Prior to the Snowden revelations, global governance of cyberspace was already at a breaking point. The vast majority of Internet users — now and into the future — are coming from the world’s global South, from regions like Africa, Asia, Latin America, and the Middle East. Of the six billion mobile phones on the planet, four billion of them are already located in the developing world. Notably, many of the fastest rates of connectivity to cyberspace are among the world’s most fragile states and/or autocratic regimes, or in countries where religion plays a major role in public life. Meanwhile, countries like Russia, China, Saudi Arabia, Indonesia, India, and others have been pushing for greater sovereign controls in cyberspace. While a US-led alliance of countries, known as the Freedom Online Coalition, was able to resist these pressures at the Dubai ITU summit and other forums like it, the Snowden revelations will certainly call into question the sincerity of this coalition. Already some world leaders, such as Brazil’s President Rousseff, have argued for a reordering of governance of global cyberspace away from U.S. controls.
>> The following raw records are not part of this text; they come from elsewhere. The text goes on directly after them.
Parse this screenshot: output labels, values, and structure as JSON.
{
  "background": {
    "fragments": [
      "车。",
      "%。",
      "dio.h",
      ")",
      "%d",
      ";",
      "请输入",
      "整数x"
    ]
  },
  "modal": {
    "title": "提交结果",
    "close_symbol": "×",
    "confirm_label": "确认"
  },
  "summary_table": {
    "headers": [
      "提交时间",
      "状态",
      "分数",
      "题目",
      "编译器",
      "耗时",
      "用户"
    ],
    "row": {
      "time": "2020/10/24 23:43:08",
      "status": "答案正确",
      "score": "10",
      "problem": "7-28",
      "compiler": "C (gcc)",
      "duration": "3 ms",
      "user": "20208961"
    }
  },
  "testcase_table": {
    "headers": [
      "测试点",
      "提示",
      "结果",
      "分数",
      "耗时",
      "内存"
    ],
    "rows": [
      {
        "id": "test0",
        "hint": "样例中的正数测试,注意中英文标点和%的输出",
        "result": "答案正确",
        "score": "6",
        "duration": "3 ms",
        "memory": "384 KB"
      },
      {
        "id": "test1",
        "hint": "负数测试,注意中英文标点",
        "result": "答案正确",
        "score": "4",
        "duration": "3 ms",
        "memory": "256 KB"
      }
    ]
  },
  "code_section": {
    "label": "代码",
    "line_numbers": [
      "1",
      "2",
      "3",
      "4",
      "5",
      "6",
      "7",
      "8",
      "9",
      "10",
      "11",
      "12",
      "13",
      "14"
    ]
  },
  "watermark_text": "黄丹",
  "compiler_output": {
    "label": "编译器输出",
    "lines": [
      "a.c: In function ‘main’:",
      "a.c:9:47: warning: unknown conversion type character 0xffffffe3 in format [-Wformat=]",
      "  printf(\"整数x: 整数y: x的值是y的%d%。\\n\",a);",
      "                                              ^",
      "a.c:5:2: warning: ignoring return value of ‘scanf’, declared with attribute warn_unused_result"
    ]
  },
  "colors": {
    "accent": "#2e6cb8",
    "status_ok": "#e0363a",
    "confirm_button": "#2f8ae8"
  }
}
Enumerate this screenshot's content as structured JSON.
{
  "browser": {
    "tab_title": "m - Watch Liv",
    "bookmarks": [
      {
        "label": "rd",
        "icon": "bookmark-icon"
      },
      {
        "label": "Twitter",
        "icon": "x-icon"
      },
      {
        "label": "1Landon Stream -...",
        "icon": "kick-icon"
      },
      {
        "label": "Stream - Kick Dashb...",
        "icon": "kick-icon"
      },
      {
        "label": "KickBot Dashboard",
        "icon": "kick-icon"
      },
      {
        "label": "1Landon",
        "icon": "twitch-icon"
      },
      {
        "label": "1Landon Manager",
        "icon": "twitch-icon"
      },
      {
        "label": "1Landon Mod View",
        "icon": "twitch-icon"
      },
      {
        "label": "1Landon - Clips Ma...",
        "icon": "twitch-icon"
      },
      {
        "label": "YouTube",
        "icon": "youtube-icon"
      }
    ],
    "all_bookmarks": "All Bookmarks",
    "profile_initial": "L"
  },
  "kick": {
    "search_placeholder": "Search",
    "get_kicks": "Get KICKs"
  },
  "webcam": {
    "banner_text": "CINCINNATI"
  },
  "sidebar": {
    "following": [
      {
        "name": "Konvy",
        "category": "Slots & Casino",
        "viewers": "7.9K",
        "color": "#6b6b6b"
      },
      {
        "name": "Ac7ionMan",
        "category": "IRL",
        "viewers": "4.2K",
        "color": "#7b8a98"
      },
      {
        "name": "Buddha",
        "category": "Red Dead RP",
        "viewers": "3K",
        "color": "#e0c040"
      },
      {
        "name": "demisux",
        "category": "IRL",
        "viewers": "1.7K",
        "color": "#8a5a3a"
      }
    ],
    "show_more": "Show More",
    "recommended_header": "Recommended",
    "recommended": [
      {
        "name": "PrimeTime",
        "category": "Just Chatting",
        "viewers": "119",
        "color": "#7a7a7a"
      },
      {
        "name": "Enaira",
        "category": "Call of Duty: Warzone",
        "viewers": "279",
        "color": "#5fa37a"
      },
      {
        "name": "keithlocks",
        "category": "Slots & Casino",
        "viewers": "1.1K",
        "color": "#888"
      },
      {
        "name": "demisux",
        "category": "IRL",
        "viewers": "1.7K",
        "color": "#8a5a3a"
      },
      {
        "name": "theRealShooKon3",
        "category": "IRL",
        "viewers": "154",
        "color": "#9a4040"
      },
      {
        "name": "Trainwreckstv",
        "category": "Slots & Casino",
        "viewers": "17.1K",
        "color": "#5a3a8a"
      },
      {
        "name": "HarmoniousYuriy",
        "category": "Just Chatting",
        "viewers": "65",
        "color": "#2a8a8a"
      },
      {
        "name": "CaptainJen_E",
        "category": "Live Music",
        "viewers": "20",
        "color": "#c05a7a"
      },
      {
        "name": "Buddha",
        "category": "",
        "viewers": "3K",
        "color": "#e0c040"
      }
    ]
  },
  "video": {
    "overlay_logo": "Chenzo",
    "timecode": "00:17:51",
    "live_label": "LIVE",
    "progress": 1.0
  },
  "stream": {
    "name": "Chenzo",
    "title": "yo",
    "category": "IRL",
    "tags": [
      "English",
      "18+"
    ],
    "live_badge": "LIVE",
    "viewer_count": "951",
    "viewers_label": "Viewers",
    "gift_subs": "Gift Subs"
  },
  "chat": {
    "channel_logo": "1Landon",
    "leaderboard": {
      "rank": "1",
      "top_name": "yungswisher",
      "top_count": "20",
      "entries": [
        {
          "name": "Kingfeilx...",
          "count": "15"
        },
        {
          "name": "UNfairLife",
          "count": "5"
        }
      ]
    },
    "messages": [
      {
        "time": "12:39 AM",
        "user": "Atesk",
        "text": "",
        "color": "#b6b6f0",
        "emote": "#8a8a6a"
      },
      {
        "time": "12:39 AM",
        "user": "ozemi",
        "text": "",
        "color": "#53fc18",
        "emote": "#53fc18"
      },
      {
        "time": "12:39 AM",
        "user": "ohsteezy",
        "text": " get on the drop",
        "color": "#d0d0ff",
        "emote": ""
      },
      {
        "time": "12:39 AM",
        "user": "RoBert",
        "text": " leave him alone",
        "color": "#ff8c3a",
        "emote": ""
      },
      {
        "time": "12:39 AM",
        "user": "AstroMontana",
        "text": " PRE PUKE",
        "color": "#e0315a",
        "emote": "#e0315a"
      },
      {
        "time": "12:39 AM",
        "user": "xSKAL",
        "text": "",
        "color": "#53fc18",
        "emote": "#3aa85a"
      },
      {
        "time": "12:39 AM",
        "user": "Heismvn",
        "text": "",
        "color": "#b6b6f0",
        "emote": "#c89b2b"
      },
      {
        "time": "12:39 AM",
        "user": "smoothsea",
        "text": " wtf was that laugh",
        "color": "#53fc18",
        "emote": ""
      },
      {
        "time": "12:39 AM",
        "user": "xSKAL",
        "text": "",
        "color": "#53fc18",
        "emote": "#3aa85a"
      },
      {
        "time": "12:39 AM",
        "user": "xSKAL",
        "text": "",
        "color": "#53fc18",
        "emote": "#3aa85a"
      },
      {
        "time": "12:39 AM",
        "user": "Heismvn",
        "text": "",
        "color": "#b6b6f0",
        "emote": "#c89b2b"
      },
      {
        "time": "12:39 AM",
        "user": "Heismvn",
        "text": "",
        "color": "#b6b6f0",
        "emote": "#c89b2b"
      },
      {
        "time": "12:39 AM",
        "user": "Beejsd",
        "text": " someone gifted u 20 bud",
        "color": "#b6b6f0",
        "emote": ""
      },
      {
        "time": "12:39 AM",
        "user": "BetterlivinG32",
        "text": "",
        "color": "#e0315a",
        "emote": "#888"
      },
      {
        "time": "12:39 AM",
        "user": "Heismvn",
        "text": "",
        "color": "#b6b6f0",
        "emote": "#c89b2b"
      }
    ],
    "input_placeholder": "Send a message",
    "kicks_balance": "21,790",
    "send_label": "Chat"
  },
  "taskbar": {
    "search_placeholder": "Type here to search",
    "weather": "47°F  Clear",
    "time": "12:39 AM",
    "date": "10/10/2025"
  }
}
For the fourth annual Cyber Dialogue, we are inviting a selected group of participants to address the question, “After Snowden, Whither Internet Freedom?” What are the likely reactions to the Snowden revelations going to be among countries of the global South? How will the Freedom Online Coalition respond? What is the future of the “multi-stakeholder” model of Internet governance? Does the “Internet Freedom” agenda still carry any legitimacy? What do we know about “other NSA’s” out there? What are the likely implications for rights, security, and openness in cyberspace of post-Snowden nationalization efforts, like those of Brazil’s?

As in previous Cyber Dialogues, participants will be drawn from a cross-section of government (including law enforcement, defence, and intelligence), the private sector, and civil society. In order to canvass worldwide reaction to the Snowden revelations, this year’s Cyber Dialogue will include an emphasis on thought leaders from the global South, including Africa, Asia, Latin America, and the Middle East.